Internet cloud and security company F5 (FFIV) shares just finished a healthy 10% correction and are now primed to move back to recent highs. The technology company rallied more than 15% after its earnings on July 29 as a strong performance and raised earnings guidance targets.
Shares of F5 are trading above strong technical support from the stock’s 50- and 200-day moving average, both trading in bullish trends at $175.
In addition, F5 shares are trading in a relatively new long-term bullish trend. The stock broke above its 20-month moving average in November of 2023.
American Electric Power (AEP) and other Utility stocks are benefiting from three bullish drivers.
First, investors are looking for lower volatility “safe” trades as fears of a possible recession are causing investors to look for alternatives to higher volatility technology stocks.
Second, the inevitable lowering of interest rates by the Fed has income investors foraging for high dividend yield stocks, something the utility sector is well known for.
Finally, AEP has been making headlines with their focus on securing grid resources to provide power for data centers, thus landing it in the “growth stock” category.
AEP shares recently broke through the psychologically significant $100 price level and immediately saw sellers take control of the stock, dropping the stock to $97.50. That quick pullback is an opportunity for investors as the AEP shares are now likely to target a $120 price level before year-end.

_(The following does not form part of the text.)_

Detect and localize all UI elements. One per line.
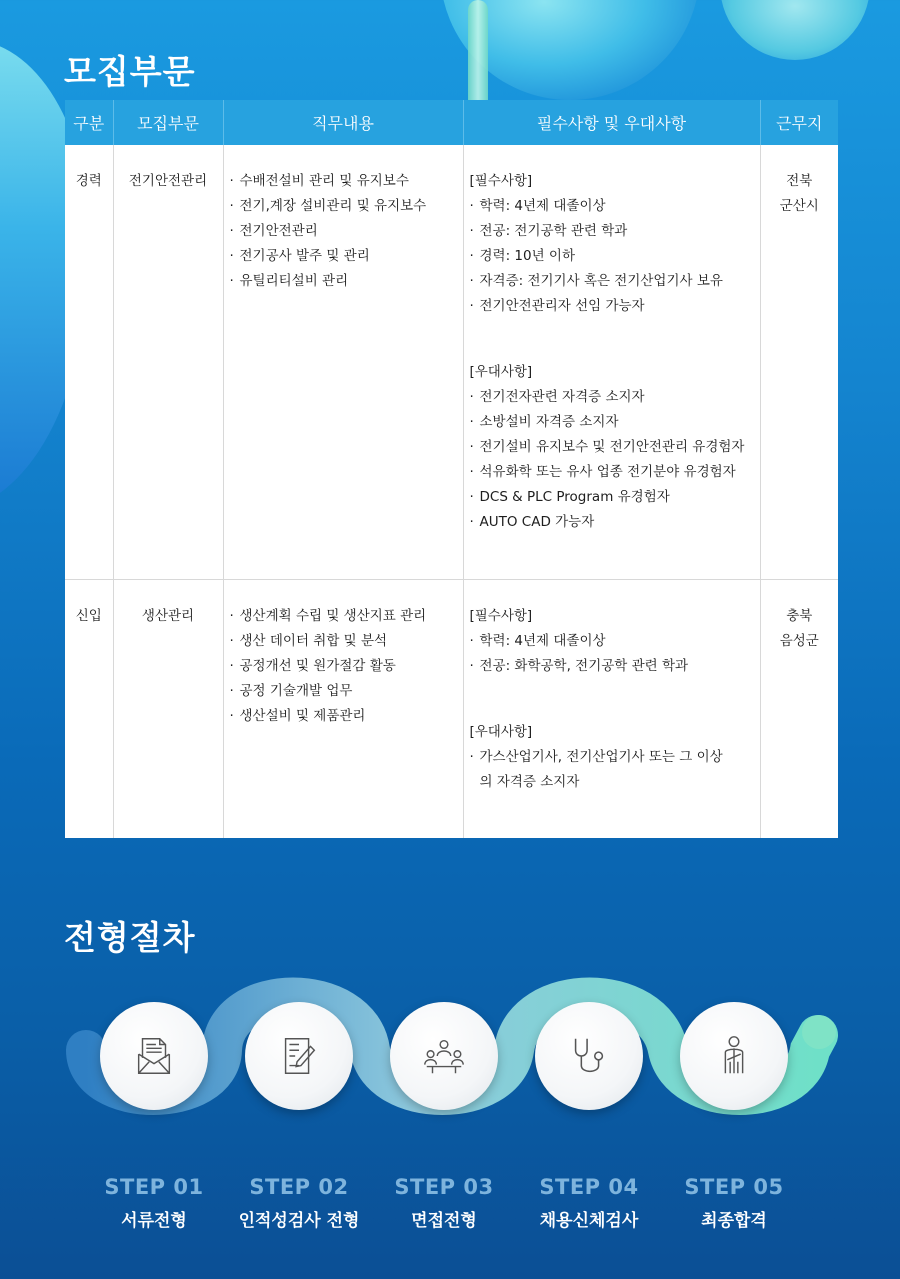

Hanes Brands (HBI) suffered through long-term two bear markets since 2015 that stripped 87% of the company’s value, but the stock’s trend turned bullish in January.
Hanes and other “basic” clothing companies often draw buyers as the economy slows. The reason is simple, consumers are beginning to cut back on their spending, looking for more value in the retail sector. That’s where Hanes Brands operates.
The stock broke above the $5 level in March, followed by a retest of it’s 200-day moving average at $4.50. Now, shares are on their way to a target price of $7.50 – a 20% move from their current price – as the company’s earnings and revenue continue their positive trend.
Think necessities, that’s what consumers are doing right now. There’s nothing more necessary than the cell phones that each of us are tethered to each day.
AT&T (T) shares have crossed into a bullish trend as investors are looking for consumer product companies that pay nice dividends. With a yield of 5.7% and a nice short- and long-term price trend, AT%T fits the bill.
Shares are trading just below the $20 mark. A move above that price will draw more buyers with a target of $25.
Cisco System’s (CSCO) shares broke into a long-term bear market trend in May, and the stock’s price is currently sitting on a “trap door trigger”
Shares have been on the decline as revenue and earnings have failed to muster buying interest in the stock. As a result, the stock moved below its 20-month moving average in May.
The stock now sits just above $45, a price that holds certain consequences if broken.
The last two moves below $45 drew increased selling pressure resulting in 19% and 30% declines in the stock.
Investors should target a price of $40 within 4-6 weeks of a move below $45.